2FA Bypass Discovered In Web Hosting Software cPanel

An anonymous reader quotes a report from ZDNet: Security researchers have discovered a major security flaw in cPanel, a popular software suite used by web hosting companies to manage websites for their customers. The bug, discovered by security researchers from Digital Defense, allows attackers to bypass two-factor authentication (2FA) for cPanel accounts. These accounts are used by website owners to access and manage their websites and underlying server settings. Access to these accounts is critical, as once compromised, they grant threat actors full control over a victim’s site.

On its website, cPanel boasts that its software is currently used by hundreds of web hosting companies to manage more than 70 million domains across the world.
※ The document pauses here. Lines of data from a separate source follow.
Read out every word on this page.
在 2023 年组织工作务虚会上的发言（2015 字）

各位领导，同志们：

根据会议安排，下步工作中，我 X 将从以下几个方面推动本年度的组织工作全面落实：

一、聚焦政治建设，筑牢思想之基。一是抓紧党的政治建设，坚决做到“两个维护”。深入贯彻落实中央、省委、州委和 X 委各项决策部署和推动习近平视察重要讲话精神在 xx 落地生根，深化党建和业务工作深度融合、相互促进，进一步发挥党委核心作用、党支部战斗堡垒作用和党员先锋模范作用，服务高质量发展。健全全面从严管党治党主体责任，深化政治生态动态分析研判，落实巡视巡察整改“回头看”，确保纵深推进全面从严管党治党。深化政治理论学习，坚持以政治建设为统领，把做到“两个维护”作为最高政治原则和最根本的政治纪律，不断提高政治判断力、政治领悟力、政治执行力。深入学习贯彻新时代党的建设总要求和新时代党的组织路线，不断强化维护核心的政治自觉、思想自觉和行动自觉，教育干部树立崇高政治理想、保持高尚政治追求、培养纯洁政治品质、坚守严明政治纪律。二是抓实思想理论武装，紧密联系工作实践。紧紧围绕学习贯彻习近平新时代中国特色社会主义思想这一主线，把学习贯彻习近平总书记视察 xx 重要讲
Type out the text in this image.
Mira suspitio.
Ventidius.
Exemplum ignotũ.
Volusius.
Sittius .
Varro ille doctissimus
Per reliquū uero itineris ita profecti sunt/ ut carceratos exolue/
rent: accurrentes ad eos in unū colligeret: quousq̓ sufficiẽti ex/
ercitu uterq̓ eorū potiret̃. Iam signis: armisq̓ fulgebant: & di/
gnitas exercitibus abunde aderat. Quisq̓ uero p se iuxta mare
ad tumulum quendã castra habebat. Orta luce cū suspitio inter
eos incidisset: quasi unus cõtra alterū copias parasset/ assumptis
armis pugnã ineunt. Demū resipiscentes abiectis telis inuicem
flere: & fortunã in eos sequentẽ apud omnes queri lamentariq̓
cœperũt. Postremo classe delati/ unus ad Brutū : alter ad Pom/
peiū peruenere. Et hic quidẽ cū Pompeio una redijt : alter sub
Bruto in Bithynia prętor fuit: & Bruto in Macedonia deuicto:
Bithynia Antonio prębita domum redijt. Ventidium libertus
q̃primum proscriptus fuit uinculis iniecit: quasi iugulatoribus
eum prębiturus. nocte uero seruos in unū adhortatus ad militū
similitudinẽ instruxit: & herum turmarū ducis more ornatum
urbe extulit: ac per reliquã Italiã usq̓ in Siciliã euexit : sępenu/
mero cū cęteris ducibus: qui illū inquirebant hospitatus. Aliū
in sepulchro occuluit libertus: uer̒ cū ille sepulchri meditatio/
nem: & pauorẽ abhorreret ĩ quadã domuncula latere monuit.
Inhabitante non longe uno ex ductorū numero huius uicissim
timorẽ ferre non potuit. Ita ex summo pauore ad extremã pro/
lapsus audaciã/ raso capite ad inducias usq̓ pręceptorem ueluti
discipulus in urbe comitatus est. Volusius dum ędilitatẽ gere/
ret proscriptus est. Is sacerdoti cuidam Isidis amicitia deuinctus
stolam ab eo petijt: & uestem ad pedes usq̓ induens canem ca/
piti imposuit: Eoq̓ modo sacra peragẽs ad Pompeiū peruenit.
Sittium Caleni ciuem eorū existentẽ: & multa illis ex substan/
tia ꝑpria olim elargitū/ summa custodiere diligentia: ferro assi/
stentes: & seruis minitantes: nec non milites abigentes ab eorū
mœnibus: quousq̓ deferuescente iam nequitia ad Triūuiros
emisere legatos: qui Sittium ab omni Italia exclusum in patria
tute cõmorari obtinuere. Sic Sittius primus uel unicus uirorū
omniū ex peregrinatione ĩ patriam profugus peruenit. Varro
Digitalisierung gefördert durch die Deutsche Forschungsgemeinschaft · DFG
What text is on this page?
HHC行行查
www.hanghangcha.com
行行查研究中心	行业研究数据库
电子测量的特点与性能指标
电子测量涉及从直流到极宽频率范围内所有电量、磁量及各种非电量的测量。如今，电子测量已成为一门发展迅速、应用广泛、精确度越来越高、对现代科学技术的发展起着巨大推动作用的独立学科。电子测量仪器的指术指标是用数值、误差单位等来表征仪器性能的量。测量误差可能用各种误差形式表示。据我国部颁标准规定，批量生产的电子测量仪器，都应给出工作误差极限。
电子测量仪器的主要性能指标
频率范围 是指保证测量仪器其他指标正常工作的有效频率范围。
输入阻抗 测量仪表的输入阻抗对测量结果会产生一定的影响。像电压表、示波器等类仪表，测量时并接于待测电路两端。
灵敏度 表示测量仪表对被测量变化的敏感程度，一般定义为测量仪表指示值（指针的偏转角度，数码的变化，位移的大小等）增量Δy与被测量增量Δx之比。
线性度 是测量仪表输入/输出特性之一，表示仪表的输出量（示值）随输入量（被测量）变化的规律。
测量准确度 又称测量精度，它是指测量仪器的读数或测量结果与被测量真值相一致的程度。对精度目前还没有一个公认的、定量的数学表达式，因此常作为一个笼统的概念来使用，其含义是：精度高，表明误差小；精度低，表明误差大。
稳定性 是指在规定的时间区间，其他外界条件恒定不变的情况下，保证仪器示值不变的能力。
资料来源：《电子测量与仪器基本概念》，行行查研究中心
But in a press release today, Digital Defense says that the 2FA implementation on older cPanel & WebHost Manager (WHM) software was vulnerable to brute-force attacks that allowed threat actors to guess URL parameters and bypass 2FA — if 2FA was enabled for an account. While brute-forcing attacks, in general, usually take hours or days to execute, in this particular case, the attack required only a few minutes, Digital Defense said today. Exploiting this bug also requires that attackers have valid credentials for a targeted account, but these can be obtained from phishing the website owner. The good news is that Digital Defense has privately reported the bug, tracked as SEC-575, to the cPanel team, which has already released patches last week.